MILAN, 19 mai 2008 (AFP). Le groupe italien Eni a annoncé lundi qu’il avait signé un accord avec le Congo pour exploiter deux gisements de sables bitumineux près de Pointe Noire ayant un « énorme potentiel ».
L’accord concerne les zones de Tchikatanga et Tchikatanga-Makola, à environ 70 km de Pointe Noire (sud), qui, selon des études préliminaires réalisées sur une portion de 100 km2, renferment des réserves estimées entre 2,5 milliards et 500 millions de barils, selon un communiqué. Ces deux zones représentent une surface de 1.750 km2.
Eni affiche des réserves d’environ 7,5 milliards de barils.
La production commencera en 2011 et atteindra 40.000 barils par jour en 2014, a dit l’administrateur délégué d’Eni, Paolo Scaroni, cité par les agences de presse italiennes en marge de la signature du contrat à Pointe Noire.

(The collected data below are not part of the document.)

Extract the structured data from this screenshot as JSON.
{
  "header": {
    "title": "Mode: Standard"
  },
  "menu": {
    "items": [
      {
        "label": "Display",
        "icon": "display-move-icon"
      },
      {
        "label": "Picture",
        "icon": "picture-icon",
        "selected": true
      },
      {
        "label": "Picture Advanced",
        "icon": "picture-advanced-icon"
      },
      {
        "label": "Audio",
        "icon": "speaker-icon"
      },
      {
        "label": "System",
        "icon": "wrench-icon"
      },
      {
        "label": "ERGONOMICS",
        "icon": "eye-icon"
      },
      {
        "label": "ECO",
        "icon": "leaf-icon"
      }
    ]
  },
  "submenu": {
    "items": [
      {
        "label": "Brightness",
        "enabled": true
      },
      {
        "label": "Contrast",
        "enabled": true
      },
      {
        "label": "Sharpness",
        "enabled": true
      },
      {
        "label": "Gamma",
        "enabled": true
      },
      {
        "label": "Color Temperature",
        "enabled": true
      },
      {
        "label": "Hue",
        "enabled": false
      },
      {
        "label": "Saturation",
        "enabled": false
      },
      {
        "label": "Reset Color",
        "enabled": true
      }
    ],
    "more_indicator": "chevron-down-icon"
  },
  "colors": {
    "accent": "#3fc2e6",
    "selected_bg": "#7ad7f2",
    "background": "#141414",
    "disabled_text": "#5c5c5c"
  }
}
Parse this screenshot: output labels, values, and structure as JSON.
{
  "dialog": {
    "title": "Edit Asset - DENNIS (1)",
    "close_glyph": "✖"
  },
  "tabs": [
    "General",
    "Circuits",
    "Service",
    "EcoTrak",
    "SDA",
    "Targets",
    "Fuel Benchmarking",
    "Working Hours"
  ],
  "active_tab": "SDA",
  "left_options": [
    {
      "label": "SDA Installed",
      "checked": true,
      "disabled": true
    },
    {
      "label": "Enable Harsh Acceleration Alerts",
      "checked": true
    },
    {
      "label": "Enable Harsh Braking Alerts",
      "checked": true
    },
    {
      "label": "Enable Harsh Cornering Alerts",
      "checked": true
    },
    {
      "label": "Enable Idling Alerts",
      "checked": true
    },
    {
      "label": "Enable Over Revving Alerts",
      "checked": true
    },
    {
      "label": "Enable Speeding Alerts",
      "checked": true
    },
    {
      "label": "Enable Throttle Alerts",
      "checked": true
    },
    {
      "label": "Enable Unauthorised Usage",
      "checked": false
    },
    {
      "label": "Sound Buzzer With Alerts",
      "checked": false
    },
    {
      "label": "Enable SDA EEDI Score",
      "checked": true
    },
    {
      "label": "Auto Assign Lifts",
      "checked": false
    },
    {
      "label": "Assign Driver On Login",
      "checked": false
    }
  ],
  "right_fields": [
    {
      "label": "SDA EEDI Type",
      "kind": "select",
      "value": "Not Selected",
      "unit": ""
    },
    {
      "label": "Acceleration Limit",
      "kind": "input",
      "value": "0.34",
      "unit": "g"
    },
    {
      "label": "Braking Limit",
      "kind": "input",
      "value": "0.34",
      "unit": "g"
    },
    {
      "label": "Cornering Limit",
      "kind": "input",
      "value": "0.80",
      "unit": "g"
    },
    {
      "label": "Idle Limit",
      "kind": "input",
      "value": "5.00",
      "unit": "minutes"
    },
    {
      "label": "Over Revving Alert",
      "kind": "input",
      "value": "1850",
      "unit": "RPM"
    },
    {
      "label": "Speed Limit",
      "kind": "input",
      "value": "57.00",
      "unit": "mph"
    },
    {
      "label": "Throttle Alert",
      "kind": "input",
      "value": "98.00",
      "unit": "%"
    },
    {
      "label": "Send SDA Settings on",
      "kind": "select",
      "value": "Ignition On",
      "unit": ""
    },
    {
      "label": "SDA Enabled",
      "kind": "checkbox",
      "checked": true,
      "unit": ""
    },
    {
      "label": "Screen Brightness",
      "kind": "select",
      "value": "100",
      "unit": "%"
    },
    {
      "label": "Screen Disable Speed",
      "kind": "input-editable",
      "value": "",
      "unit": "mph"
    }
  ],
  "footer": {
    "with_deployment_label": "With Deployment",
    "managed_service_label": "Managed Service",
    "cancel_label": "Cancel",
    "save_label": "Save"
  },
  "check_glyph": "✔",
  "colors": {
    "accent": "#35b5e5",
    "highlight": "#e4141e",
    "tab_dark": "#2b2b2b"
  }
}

« Nous avions également regardé le dossier canadien (des sables bitumineux) mais nous avons renoncé. Dans cette perspective, il y a aussi la Russie », a ajouté M. Scaroni, rappelant qu’Eni est déjà présent dans ce secteur au Venezuela.
Eni compte investir 3 milliards de dollars au Congo sur 2008-2011 sur l’ensemble de ses activités afin de générer des revenus équivalant à 150 millions de barils, selon le communiqué.
« Le Congo devient le pays de référence en Afrique pour Eni dans le domaine des sables bitumineux et des biocarburants », indique t-il.
Eni va commencer par une phase exploratoire avec des études et tests afin de définir la faisabilité d’une exploitation à échelle industrielle avant une seconde phase pour évaluer pendant 3 à 4 mois la possibilité de transformer ces sables en produit commercial.
La troisième phase consistera en une éventuelle exploitation industrielle de ces deux gisements au cours de laquelle le groupe étudiera l’installation d’un site de transformation de ces bitumes près de sa raffinerie de Pointe Noire.
Eni a aussi annoncé un projet de biocarburants dans la région de Niari (nord est) et la construction d’une centrale électrique alimentée en gaz près du terminal pétrolier de Djeno à Pointe Noire d’une capacité de 450 megawatts et qui sera détenue à 80% par l’Etat congolais.
Cette centrale permettra au Congo de couvrir plus de 80% de ses besoins en électricité.